Welcome to the decidedly depressing new world of concert-going sans mates.
I’ve done it once or twice before. Turned up at a show on my tod only to rush off a few texts and discover old acquaintances dotted across the venue.
It used to be strangely exciting wondering who would emerge as my gig buddy in the dark recesses of a rowdy rock club. But only because I always knew someone would be there to rescue me from no-mates hell.
That all changed last month when I arrived at a gig without a pal and failed miserably to find one all night.
It all started when Plus One turned me down – imagine Alice Cooper circa 1978 refusing a drink and you’ll understand the magnitude of that snub.
Dave Merch claimed he was in Manchester. Voodoo was playing hoops. And Self Made Man would have laughed me out of town had I invited him to this particular event.
But I headed on over confident enough that someone would respond to my heartfelt plea for companionship and perhaps, even, buy me a beer.
No such luck. For starters I was twice the age of most of my fellow giggers. And I don’t have many mates under the age of 14…
I was wearing a white hoodie and flared jeans. Ninety-nine per cent of the people in there were wearing tight black clothing from head to toe and sporting more piercings than Def Leppard has sold records.
None of my text best friends msgd me all nite. And after 20 minutes I started to get some pretty weird looks from security staff and the pockets of parents stood at the back in ‘discreet babysitter’ mode.
Why on earth they were interested in a bloke with a beard on his own at a gig billed as ‘over-14s only’ is anyone’s guess.
I started humming Terrorvision’s Pretend Best Friend as I ambled towards the bar to give the false impression I was mates with the lad serving energy drinks to the kids and pints to their parents. Then there was the mood of defiance when Accept’s Glad To Be Alone suddenly resonated with me after all these years (and I never thought that would happen).

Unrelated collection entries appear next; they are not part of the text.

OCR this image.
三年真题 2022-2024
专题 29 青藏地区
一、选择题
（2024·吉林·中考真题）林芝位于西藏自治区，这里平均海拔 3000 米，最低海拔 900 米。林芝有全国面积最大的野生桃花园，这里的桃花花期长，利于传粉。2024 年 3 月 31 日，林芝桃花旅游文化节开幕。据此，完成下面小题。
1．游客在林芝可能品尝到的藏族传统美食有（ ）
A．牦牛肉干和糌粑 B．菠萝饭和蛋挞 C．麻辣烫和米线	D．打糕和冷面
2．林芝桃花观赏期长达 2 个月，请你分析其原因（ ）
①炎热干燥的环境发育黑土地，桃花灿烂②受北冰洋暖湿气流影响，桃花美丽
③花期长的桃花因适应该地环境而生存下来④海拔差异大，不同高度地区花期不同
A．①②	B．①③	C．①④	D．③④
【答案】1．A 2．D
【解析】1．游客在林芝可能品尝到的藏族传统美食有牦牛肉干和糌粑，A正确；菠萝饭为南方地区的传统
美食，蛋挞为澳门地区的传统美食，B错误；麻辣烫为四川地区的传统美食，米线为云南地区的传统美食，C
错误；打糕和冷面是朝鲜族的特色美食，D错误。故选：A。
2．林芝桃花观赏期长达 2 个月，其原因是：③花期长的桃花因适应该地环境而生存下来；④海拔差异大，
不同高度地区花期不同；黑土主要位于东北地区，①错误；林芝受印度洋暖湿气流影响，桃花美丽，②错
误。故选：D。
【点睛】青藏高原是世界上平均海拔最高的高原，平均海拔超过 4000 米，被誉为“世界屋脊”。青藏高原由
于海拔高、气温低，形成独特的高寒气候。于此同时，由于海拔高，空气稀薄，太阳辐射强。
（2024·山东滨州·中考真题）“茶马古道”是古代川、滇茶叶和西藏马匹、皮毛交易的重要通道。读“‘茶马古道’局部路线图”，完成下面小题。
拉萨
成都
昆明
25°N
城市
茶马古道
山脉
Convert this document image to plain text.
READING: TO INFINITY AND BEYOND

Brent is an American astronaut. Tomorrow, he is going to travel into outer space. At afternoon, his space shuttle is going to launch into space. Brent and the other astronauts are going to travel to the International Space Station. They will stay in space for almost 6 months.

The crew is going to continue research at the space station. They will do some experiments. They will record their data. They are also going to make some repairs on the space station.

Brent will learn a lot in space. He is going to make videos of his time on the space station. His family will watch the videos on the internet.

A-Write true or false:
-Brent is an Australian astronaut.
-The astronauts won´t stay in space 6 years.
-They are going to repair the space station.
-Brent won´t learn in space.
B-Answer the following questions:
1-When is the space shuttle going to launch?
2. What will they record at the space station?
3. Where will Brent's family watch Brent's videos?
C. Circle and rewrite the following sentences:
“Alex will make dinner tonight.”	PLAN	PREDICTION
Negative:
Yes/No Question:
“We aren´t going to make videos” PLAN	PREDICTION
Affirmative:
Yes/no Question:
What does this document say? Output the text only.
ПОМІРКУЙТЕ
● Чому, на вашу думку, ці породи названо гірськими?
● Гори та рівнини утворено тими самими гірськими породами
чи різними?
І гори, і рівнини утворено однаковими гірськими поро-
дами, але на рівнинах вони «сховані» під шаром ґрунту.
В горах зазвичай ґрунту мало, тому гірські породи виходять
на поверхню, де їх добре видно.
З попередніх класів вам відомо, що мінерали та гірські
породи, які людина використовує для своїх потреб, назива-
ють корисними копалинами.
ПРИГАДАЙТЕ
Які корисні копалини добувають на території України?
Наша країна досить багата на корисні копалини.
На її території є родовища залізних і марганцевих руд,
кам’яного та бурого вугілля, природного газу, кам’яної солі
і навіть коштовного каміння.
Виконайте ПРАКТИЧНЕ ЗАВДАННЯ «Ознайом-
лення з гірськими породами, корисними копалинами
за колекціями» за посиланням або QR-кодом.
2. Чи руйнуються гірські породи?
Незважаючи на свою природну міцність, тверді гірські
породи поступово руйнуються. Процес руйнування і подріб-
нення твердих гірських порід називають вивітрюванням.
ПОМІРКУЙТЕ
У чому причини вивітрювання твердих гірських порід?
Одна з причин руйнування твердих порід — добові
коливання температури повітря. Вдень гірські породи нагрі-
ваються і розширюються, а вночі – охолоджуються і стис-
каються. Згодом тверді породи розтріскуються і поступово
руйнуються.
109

But let’s face it. I was only putting on a brave face. For myself or to myself, I couldn’t decide. I started revelling in the cheap rounds and the fact there was nobody shouting in my ear while I hummed along to my favourite choruses.
I could buy a T-shirt safe in the knowledge nobody would roll their eyes at the throwing away of another 15 quid in the midst of a recession. And I knew I could leave when I wanted and go where I wanted.
Of course that didn’t hide the fact I had no mates. I had no mates at a gig where groups of friends outnumbered saddo loners by 100-1 (at least). I had to stand for two hours without uttering a word to anyone and the only person I could share this harrowing experience with was…me.
I don’t intend to listen to Alone again anytime soon. But if you see Dokken’s Alone Again flashing up on my iPod then feel free to take pity – or a guitar to my head.